I got my internal prejudices slapped again, just to remind me they are there. (Between the authors in this list, I’ve taken a bit of a beating in my reading this year!) When she hadn’t told her partner yet about being born male, I thought, Won’t he be upset/grossed out/feel betrayed? Will he even stay with her once she tells him? This seemed a natural reaction on my part – I didn’t give it a second thought till I was curled up in bed later that night.
Why on God’s green earth should he be “grossed out”? What part of “she’s a woman” didn’t I get? If he were to have that kind of a reaction, that says more about him than about her. (Sure says something about me!) I was wrong to think of her as aberrant in some nebulous way, when she – like the young adults in the refugee camp, the women trying to walk around unmolested and enjoy the world, like Roxane Gay, like the writers hounded by alcohol – just wanted to live her life, give her best, be herself. She had weathered the crap thrown at her and she deserved to be treated and seen as a whole, normal, person, no more right or wrong or aberrant or natural than anyone else.
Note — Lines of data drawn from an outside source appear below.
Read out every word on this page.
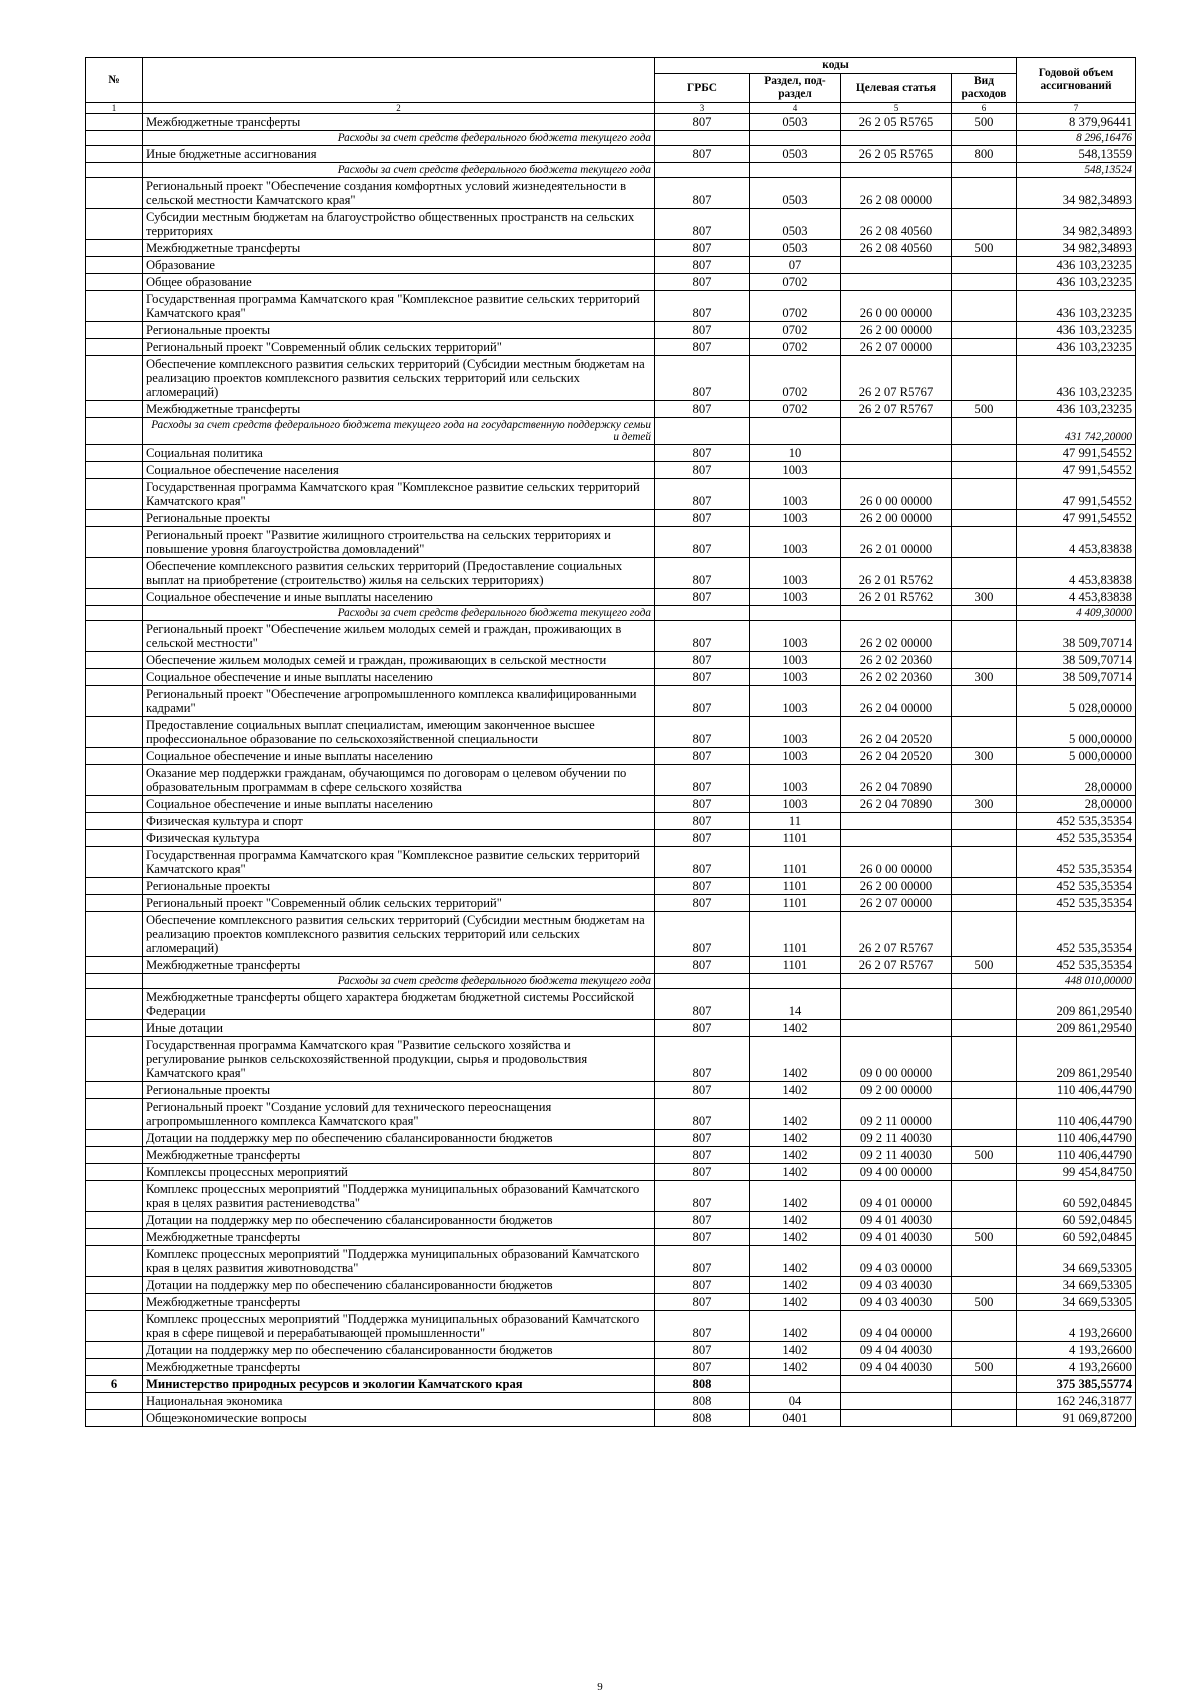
№		коды				Годовой объем ассигнований
		ГРБС	Раздел, под-раздел	Целевая статья	Вид расходов	
1	2	3	4	5	6	7
	Межбюджетные трансферты	807	0503	26 2 05 R5765	500	8 379,96441
	Расходы за счет средств федерального бюджета текущего года					8 296,16476
	Иные бюджетные ассигнования	807	0503	26 2 05 R5765	800	548,13559
	Расходы за счет средств федерального бюджета текущего года					548,13524
	Региональный проект "Обеспечение создания комфортных условий жизнедеятельности в сельской местности Камчатского края"	807	0503	26 2 08 00000		34 982,34893
	Субсидии местным бюджетам на благоустройство общественных пространств на сельских территориях	807	0503	26 2 08 40560		34 982,34893
	Межбюджетные трансферты	807	0503	26 2 08 40560	500	34 982,34893
	Образование	807	07			436 103,23235
	Общее образование	807	0702			436 103,23235
	Государственная программа Камчатского края "Комплексное развитие сельских территорий Камчатского края"	807	0702	26 0 00 00000		436 103,23235
	Региональные проекты	807	0702	26 2 00 00000		436 103,23235
	Региональный проект "Современный облик сельских территорий"	807	0702	26 2 07 00000		436 103,23235
	Обеспечение комплексного развития сельских территорий (Субсидии местным бюджетам на реализацию проектов комплексного развития сельских территорий или сельских агломераций)	807	0702	26 2 07 R5767		436 103,23235
	Межбюджетные трансферты	807	0702	26 2 07 R5767	500	436 103,23235
	Расходы за счет средств федерального бюджета текущего года на государственную поддержку семьи и детей					431 742,20000
	Социальная политика	807	10			47 991,54552
	Социальное обеспечение населения	807	1003			47 991,54552
	Государственная программа Камчатского края "Комплексное развитие сельских территорий Камчатского края"	807	1003	26 0 00 00000		47 991,54552
	Региональные проекты	807	1003	26 2 00 00000		47 991,54552
	Региональный проект "Развитие жилищного строительства на сельских территориях и повышение уровня благоустройства домовладений"	807	1003	26 2 01 00000		4 453,83838
	Обеспечение комплексного развития сельских территорий (Предоставление социальных выплат на приобретение (строительство) жилья на сельских территориях)	807	1003	26 2 01 R5762		4 453,83838
	Социальное обеспечение и иные выплаты населению	807	1003	26 2 01 R5762	300	4 453,83838
	Расходы за счет средств федерального бюджета текущего года					4 409,30000
	Региональный проект "Обеспечение жильем молодых семей и граждан, проживающих в сельской местности"	807	1003	26 2 02 00000		38 509,70714
	Обеспечение жильем молодых семей и граждан, проживающих в сельской местности	807	1003	26 2 02 20360		38 509,70714
	Социальное обеспечение и иные выплаты населению	807	1003	26 2 02 20360	300	38 509,70714
	Региональный проект "Обеспечение агропромышленного комплекса квалифицированными кадрами"	807	1003	26 2 04 00000		5 028,00000
	Предоставление социальных выплат специалистам, имеющим законченное высшее профессиональное образование по сельскохозяйственной специальности	807	1003	26 2 04 20520		5 000,00000
	Социальное обеспечение и иные выплаты населению	807	1003	26 2 04 20520	300	5 000,00000
	Оказание мер поддержки гражданам, обучающимся по договорам о целевом обучении по образовательным программам в сфере сельского хозяйства	807	1003	26 2 04 70890		28,00000
	Социальное обеспечение и иные выплаты населению	807	1003	26 2 04 70890	300	28,00000
	Физическая культура и спорт	807	11			452 535,35354
	Физическая культура	807	1101			452 535,35354
	Государственная программа Камчатского края "Комплексное развитие сельских территорий Камчатского края"	807	1101	26 0 00 00000		452 535,35354
	Региональные проекты	807	1101	26 2 00 00000		452 535,35354
	Региональный проект "Современный облик сельских территорий"	807	1101	26 2 07 00000		452 535,35354
	Обеспечение комплексного развития сельских территорий (Субсидии местным бюджетам на реализацию проектов комплексного развития сельских территорий или сельских агломераций)	807	1101	26 2 07 R5767		452 535,35354
	Межбюджетные трансферты	807	1101	26 2 07 R5767	500	452 535,35354
	Расходы за счет средств федерального бюджета текущего года					448 010,00000
	Межбюджетные трансферты общего характера бюджетам бюджетной системы Российской Федерации	807	14			209 861,29540
	Иные дотации	807	1402			209 861,29540
	Государственная программа Камчатского края "Развитие сельского хозяйства и регулирование рынков сельскохозяйственной продукции, сырья и продовольствия Камчатского края"	807	1402	09 0 00 00000		209 861,29540
	Региональные проекты	807	1402	09 2 00 00000		110 406,44790
	Региональный проект "Создание условий для технического переоснащения агропромышленного комплекса Камчатского края"	807	1402	09 2 11 00000		110 406,44790
	Дотации на поддержку мер по обеспечению сбалансированности бюджетов	807	1402	09 2 11 40030		110 406,44790
	Межбюджетные трансферты	807	1402	09 2 11 40030	500	110 406,44790
	Комплексы процессных мероприятий	807	1402	09 4 00 00000		99 454,84750
	Комплекс процессных мероприятий "Поддержка муниципальных образований Камчатского края в целях развития растениеводства"	807	1402	09 4 01 00000		60 592,04845
	Дотации на поддержку мер по обеспечению сбалансированности бюджетов	807	1402	09 4 01 40030		60 592,04845
	Межбюджетные трансферты	807	1402	09 4 01 40030	500	60 592,04845
	Комплекс процессных мероприятий "Поддержка муниципальных образований Камчатского края в целях развития животноводства"	807	1402	09 4 03 00000		34 669,53305
	Дотации на поддержку мер по обеспечению сбалансированности бюджетов	807	1402	09 4 03 40030		34 669,53305
	Межбюджетные трансферты	807	1402	09 4 03 40030	500	34 669,53305
	Комплекс процессных мероприятий "Поддержка муниципальных образований Камчатского края в сфере пищевой и перерабатывающей промышленности"	807	1402	09 4 04 00000		4 193,26600
	Дотации на поддержку мер по обеспечению сбалансированности бюджетов	807	1402	09 4 04 40030		4 193,26600
	Межбюджетные трансферты	807	1402	09 4 04 40030	500	4 193,26600
6	Министерство природных ресурсов и экологии Камчатского края	808				375 385,55774
	Национальная экономика	808	04			162 246,31877
	Общеэкономические вопросы	808	0401			91 069,87200
9
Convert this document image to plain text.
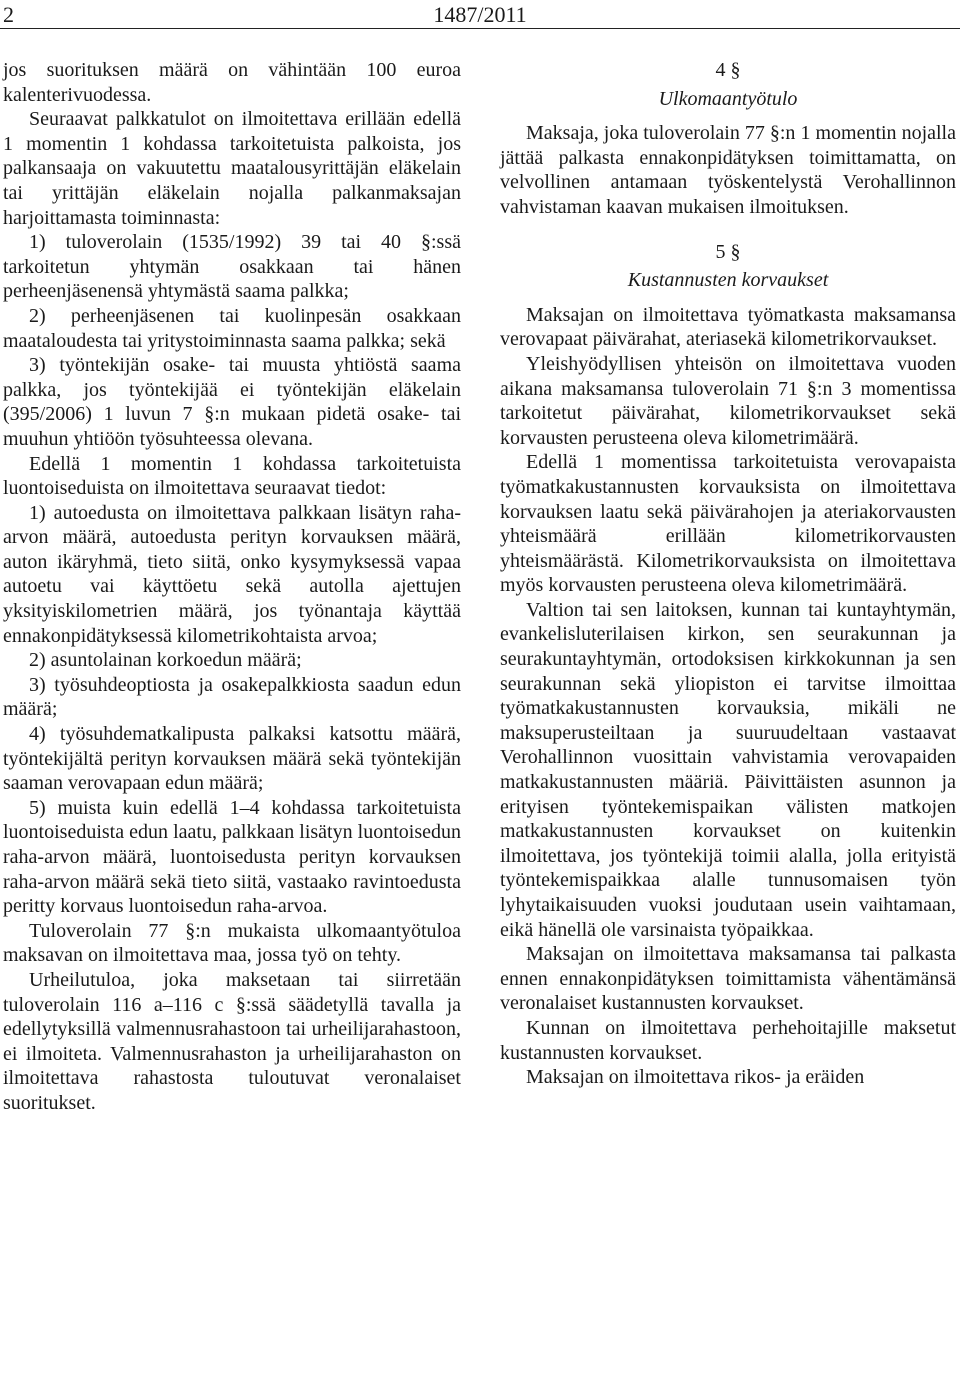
2	1487/2011

jos suorituksen määrä on vähintään 100 euroa kalenterivuodessa.

Seuraavat palkkatulot on ilmoitettava erillään edellä 1 momentin 1 kohdassa tarkoitetuista palkoista, jos palkansaaja on vakuutettu maatalousyrittäjän eläkelain tai yrittäjän eläkelain nojalla palkanmaksajan harjoittamasta toiminnasta:

1) tuloverolain (1535/1992) 39 tai 40 §:ssä tarkoitetun yhtymän osakkaan tai hänen perheenjäsenensä yhtymästä saama palkka;

2) perheenjäsenen tai kuolinpesän osakkaan maataloudesta tai yritystoiminnasta saama palkka; sekä

3) työntekijän osake- tai muusta yhtiöstä saama palkka, jos työntekijää ei työntekijän eläkelain (395/2006) 1 luvun 7 §:n mukaan pidetä osake- tai muuhun yhtiöön työsuhteessa olevana.

Edellä 1 momentin 1 kohdassa tarkoitetuista luontoiseduista on ilmoitettava seuraavat tiedot:

1) autoedusta on ilmoitettava palkkaan lisätyn raha-arvon määrä, autoedusta perityn korvauksen määrä, auton ikäryhmä, tieto siitä, onko kysymyksessä vapaa autoetu vai käyttöetu sekä autolla ajettujen yksityiskilometrien määrä, jos työnantaja käyttää ennakonpidätyksessä kilometrikohtaista arvoa;

2) asuntolainan korkoedun määrä;

3) työsuhdeoptiosta ja osakepalkkiosta saadun edun määrä;

4) työsuhdematkalipusta palkaksi katsottu määrä, työntekijältä perityn korvauksen määrä sekä työntekijän saaman verovapaan edun määrä;

5) muista kuin edellä 1–4 kohdassa tarkoitetuista luontoiseduista edun laatu, palkkaan lisätyn luontoisedun raha-arvon määrä, luontoisedusta perityn korvauksen raha-arvon määrä sekä tieto siitä, vastaako ravintoedusta peritty korvaus luontoisedun raha-arvoa.

Tuloverolain 77 §:n mukaista ulkomaantyötuloa maksavan on ilmoitettava maa, jossa työ on tehty.

Urheilutuloa, joka maksetaan tai siirretään tuloverolain 116 a–116 c §:ssä säädetyllä tavalla ja edellytyksillä valmennusrahastoon tai urheilijarahastoon, ei ilmoiteta. Valmennusrahaston ja urheilijarahaston on ilmoitettava rahastosta tuloutuvat veronalaiset suoritukset.

4 §

Ulkomaantyötulo

Maksaja, joka tuloverolain 77 §:n 1 momentin nojalla jättää palkasta ennakonpidätyksen toimittamatta, on velvollinen antamaan työskentelystä Verohallinnon vahvistaman kaavan mukaisen ilmoituksen.

5 §

Kustannusten korvaukset

Maksajan on ilmoitettava työmatkasta maksamansa verovapaat päivärahat, ateriasekä kilometrikorvaukset.

Yleishyödyllisen yhteisön on ilmoitettava vuoden aikana maksamansa tuloverolain 71 §:n 3 momentissa tarkoitetut päivärahat, kilometrikorvaukset sekä korvausten perusteena oleva kilometrimäärä.

Edellä 1 momentissa tarkoitetuista verovapaista työmatkakustannusten korvauksista on ilmoitettava korvauksen laatu sekä päivärahojen ja ateriakorvausten yhteismäärä erillään kilometrikorvausten yhteismäärästä. Kilometrikorvauksista on ilmoitettava myös korvausten perusteena oleva kilometrimäärä.

Valtion tai sen laitoksen, kunnan tai kuntayhtymän, evankelisluterilaisen kirkon, sen seurakunnan ja seurakuntayhtymän, ortodoksisen kirkkokunnan ja sen seurakunnan sekä yliopiston ei tarvitse ilmoittaa työmatkakustannusten korvauksia, mikäli ne maksuperusteiltaan ja suuruudeltaan vastaavat Verohallinnon vuosittain vahvistamia verovapaiden matkakustannusten määriä. Päivittäisten asunnon ja erityisen työntekemispaikan välisten matkojen matkakustannusten korvaukset on kuitenkin ilmoitettava, jos työntekijä toimii alalla, jolla erityistä työntekemispaikkaa alalle tunnusomaisen työn lyhytaikaisuuden vuoksi joudutaan usein vaihtamaan, eikä hänellä ole varsinaista työpaikkaa.

Maksajan on ilmoitettava maksamansa tai palkasta ennen ennakonpidätyksen toimittamista vähentämänsä veronalaiset kustannusten korvaukset.

Kunnan on ilmoitettava perhehoitajille maksetut kustannusten korvaukset.

Maksajan on ilmoitettava rikos- ja eräiden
Rollicking good reads. I wrote dozens of book reports in elementary school but this first attempt at book reviews to share has been eye-opening – it’s a lot harder to summarize and comment on others’ work than I realized. I hope someone gets inspired to read one or another of these: clearly there’s more to it than soaking up some new knowledge. Anyone who wants to have a virtual book club meeting on any of these books – count me in!